Segunda-feira, 30 de Novembro de 2020

Dia do jornalista na Venezuela submetida ao socialismo

Desde o ano 2013 até agora, 67 jornais deixaram de circular na Venezuela e pelo menos 25 deles fecharam permanentemente. O governo socialista realizou mais de 150 ações de censura à rádios e suspendeu o sinal de 10 estações de televisão estrangeiras


Faz anos que a imprensa venezuelana não tem motivos para comemorar, mas o sábado 27 de junho foi Dia do Jornalista no meu país. Nós jornalistas somos considerados inimigos pela ditadura de Nicolas Maduro. E muitos estamos no exílio por defender a democracia e a liberdade de expressão. Ou simplesmente para não se submeter ao desastre econômico.

É um grande desafio ser jornalista na Venezuela. Carreira da qual me orgulho muito e amo com paixão. Além de enfrentar a censura do governo Maduro para registrar as atrocidades do regime socialista, têm que ser superados obstáculos como a falta internet e a conectividade restrita a 1,1 megabit por segundo, ou a falta energia. Esses obstáculos deixam os profissionais sem condições para divulgar a informação.  Agora até a mobilidade diária  está muito complicada, pela falta de gasolina para sair e realizar o trabalho.

Neste momento, a indústria jornalística da Venezuela está atingida não apenas pelas restrições através de medidas governamentais, mas pela situação econômica. Relatórios divulgados recentemente mostraram um panorama sombrio para meios de comunicação venezuelanos e estrangeiros atuando no país.

De acordo com o Instituto de Imprensa e Sociedade (IPYS), nos primeiros cinco meses do ano foram fechadas 42 rádios, em sete estados. Em muitos casos, eram emissoras de regiões rurais.

O governo venezuelano já bloqueia domínios de vários veículos investigativos, tirou do ar veículos que considera críticos, que são as televisões estrangeiras, e vários programas de rádio foram fechados. Eram alguns que sobravam como refúgio para divulgar informações.

É muito triste. Desde o ano 2013 até agora, 67 jornais deixaram de circular e pelo menos 25 deles fecharam permanentemente. Eu passei por isso, trabalhei no jornal El Nacional que chegou a fazer 75 anos. Foi o último jornal independente, referência e escola de muitos profissionais. El Nacional ficou falido pela pressão governamental e falta de publicidade, sem dinheiro para importar o papel e a tinta que não se produz no pais e sem condições para  pagar um salário razoável para os jornalistas.

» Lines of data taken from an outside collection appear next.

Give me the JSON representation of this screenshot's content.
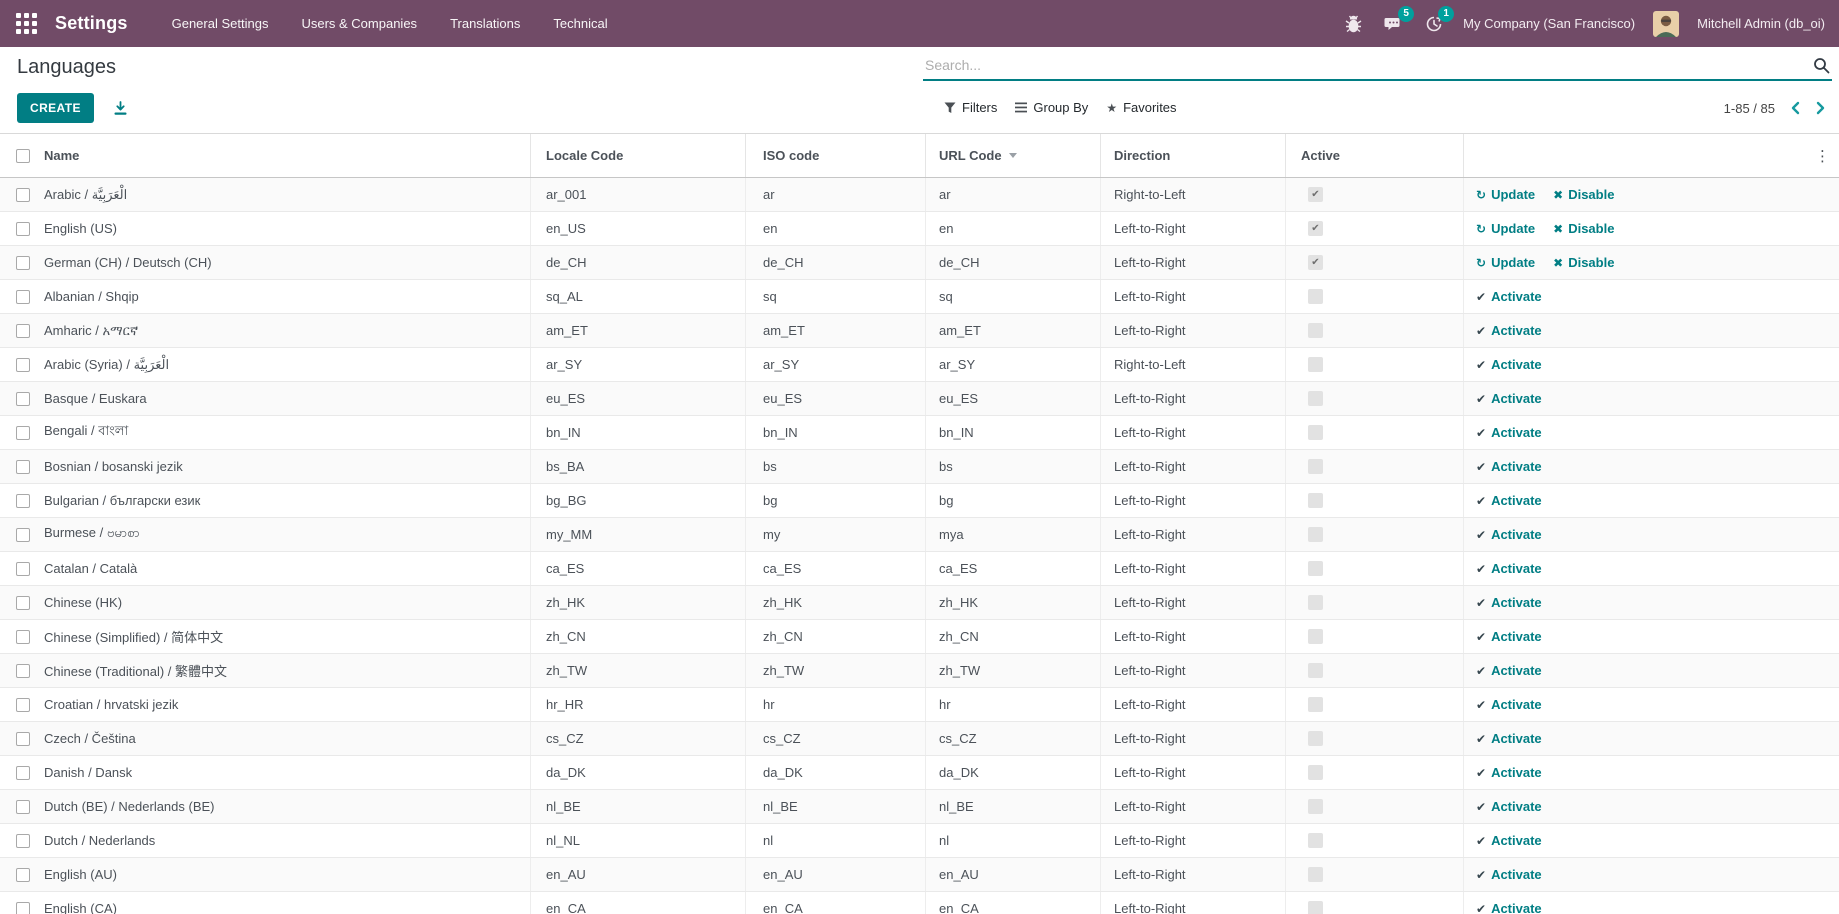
{
  "colors": {
    "topbar_bg": "#714B67",
    "accent": "#017e84",
    "badge": "#00A09D"
  },
  "topbar": {
    "app_title": "Settings",
    "menu": [
      "General Settings",
      "Users & Companies",
      "Translations",
      "Technical"
    ],
    "messages_badge": "5",
    "activities_badge": "1",
    "company": "My Company (San Francisco)",
    "user": "Mitchell Admin (db_oi)"
  },
  "page": {
    "title": "Languages",
    "create_label": "CREATE",
    "search_placeholder": "Search...",
    "filters_label": "Filters",
    "group_by_label": "Group By",
    "favorites_label": "Favorites",
    "pager": "1-85 / 85"
  },
  "table": {
    "columns": [
      "Name",
      "Locale Code",
      "ISO code",
      "URL Code",
      "Direction",
      "Active"
    ],
    "action_labels": {
      "update": "Update",
      "disable": "Disable",
      "activate": "Activate"
    },
    "rows": [
      {
        "name": "Arabic / الْعَرَبِيَّة",
        "locale": "ar_001",
        "iso": "ar",
        "url": "ar",
        "direction": "Right-to-Left",
        "active": true
      },
      {
        "name": "English (US)",
        "locale": "en_US",
        "iso": "en",
        "url": "en",
        "direction": "Left-to-Right",
        "active": true
      },
      {
        "name": "German (CH) / Deutsch (CH)",
        "locale": "de_CH",
        "iso": "de_CH",
        "url": "de_CH",
        "direction": "Left-to-Right",
        "active": true
      },
      {
        "name": "Albanian / Shqip",
        "locale": "sq_AL",
        "iso": "sq",
        "url": "sq",
        "direction": "Left-to-Right",
        "active": false
      },
      {
        "name": "Amharic / አማርኛ",
        "locale": "am_ET",
        "iso": "am_ET",
        "url": "am_ET",
        "direction": "Left-to-Right",
        "active": false
      },
      {
        "name": "Arabic (Syria) / الْعَرَبِيَّة",
        "locale": "ar_SY",
        "iso": "ar_SY",
        "url": "ar_SY",
        "direction": "Right-to-Left",
        "active": false
      },
      {
        "name": "Basque / Euskara",
        "locale": "eu_ES",
        "iso": "eu_ES",
        "url": "eu_ES",
        "direction": "Left-to-Right",
        "active": false
      },
      {
        "name": "Bengali / বাংলা",
        "locale": "bn_IN",
        "iso": "bn_IN",
        "url": "bn_IN",
        "direction": "Left-to-Right",
        "active": false
      },
      {
        "name": "Bosnian / bosanski jezik",
        "locale": "bs_BA",
        "iso": "bs",
        "url": "bs",
        "direction": "Left-to-Right",
        "active": false
      },
      {
        "name": "Bulgarian / български език",
        "locale": "bg_BG",
        "iso": "bg",
        "url": "bg",
        "direction": "Left-to-Right",
        "active": false
      },
      {
        "name": "Burmese / ဗမာစာ",
        "locale": "my_MM",
        "iso": "my",
        "url": "mya",
        "direction": "Left-to-Right",
        "active": false
      },
      {
        "name": "Catalan / Català",
        "locale": "ca_ES",
        "iso": "ca_ES",
        "url": "ca_ES",
        "direction": "Left-to-Right",
        "active": false
      },
      {
        "name": "Chinese (HK)",
        "locale": "zh_HK",
        "iso": "zh_HK",
        "url": "zh_HK",
        "direction": "Left-to-Right",
        "active": false
      },
      {
        "name": "Chinese (Simplified) / 简体中文",
        "locale": "zh_CN",
        "iso": "zh_CN",
        "url": "zh_CN",
        "direction": "Left-to-Right",
        "active": false
      },
      {
        "name": "Chinese (Traditional) / 繁體中文",
        "locale": "zh_TW",
        "iso": "zh_TW",
        "url": "zh_TW",
        "direction": "Left-to-Right",
        "active": false
      },
      {
        "name": "Croatian / hrvatski jezik",
        "locale": "hr_HR",
        "iso": "hr",
        "url": "hr",
        "direction": "Left-to-Right",
        "active": false
      },
      {
        "name": "Czech / Čeština",
        "locale": "cs_CZ",
        "iso": "cs_CZ",
        "url": "cs_CZ",
        "direction": "Left-to-Right",
        "active": false
      },
      {
        "name": "Danish / Dansk",
        "locale": "da_DK",
        "iso": "da_DK",
        "url": "da_DK",
        "direction": "Left-to-Right",
        "active": false
      },
      {
        "name": "Dutch (BE) / Nederlands (BE)",
        "locale": "nl_BE",
        "iso": "nl_BE",
        "url": "nl_BE",
        "direction": "Left-to-Right",
        "active": false
      },
      {
        "name": "Dutch / Nederlands",
        "locale": "nl_NL",
        "iso": "nl",
        "url": "nl",
        "direction": "Left-to-Right",
        "active": false
      },
      {
        "name": "English (AU)",
        "locale": "en_AU",
        "iso": "en_AU",
        "url": "en_AU",
        "direction": "Left-to-Right",
        "active": false
      },
      {
        "name": "English (CA)",
        "locale": "en_CA",
        "iso": "en_CA",
        "url": "en_CA",
        "direction": "Left-to-Right",
        "active": false
      }
    ]
  }
}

O rádio e a televisão não escaparam ilesos de medidas arbitrárias. Desde 2005 a Comissão Nacional de Telecomunicações (Conatel) realizou cerca de 150 ações de censura e suspendeu o sinal de 10 estações de televisão estrangeiras.

Restrições de acesso à Internet

Desde que o Decreto do Estado de Alarme na Venezuela foi anunciado em 13 de março de 2020 devido à emergência sanitária gerada pela pandemia do COVID-19, as restrições ao acesso à Internet aumentaram devido à precariedade dos serviços e pela falta de energia em todas as regiões, além de bloqueios e ataques a plataformas de mídia e profissionais da imprensa.

Somente entre janeiro e abril de 2020, o IPYS Venezuela registrou 98 casos de violações online. Esse número mostra a exacerbação desses incidentes quando comparado aos dados de 2019 no mesmo período, quando foram contados 58 casos.

Este ano, essa organização realizou uma série de medições que avaliaram as dificuldades de acesso a informações de interesse público em 26 portais informativos e em páginas da web dedicadas à cobertura de dados sobre o Coronavírus na Venezuela, a partir das conexões de provedores públicos e privados, Cantv, Digitel e Movistar.

Também foram realizados testes para determinar a velocidade da internet em 16 estados do país. A conclusão foi que: “A velocidade da internet na Venezuela continua a enfraquecer e prejudicar as liberdades de informação dos cidadãos”.

De acordo com os 215 testes coletados e analisados ​​por essa organização, a velocidade média de navegação na Internet na Venezuela durante março e abril de 2020, a partir de serviços de rede fixa, foi de 1,1 megabit por segundo (MPs). O número mostra que a situação da conectividade no país continua se deteriorando.

As dificuldades aos espaços informativos na internet estão se tornando mais frequentes. Isso ocorre em um país onde o fornecimento de informações da mídia tradicional é cada vez mais escasso, devido à pressão do governo e à crise política e econômica.

Então, exercer o jornalismo é um grande desafio na Venezuela, mas também é como essa informação é divulgada para todos os cidadãos.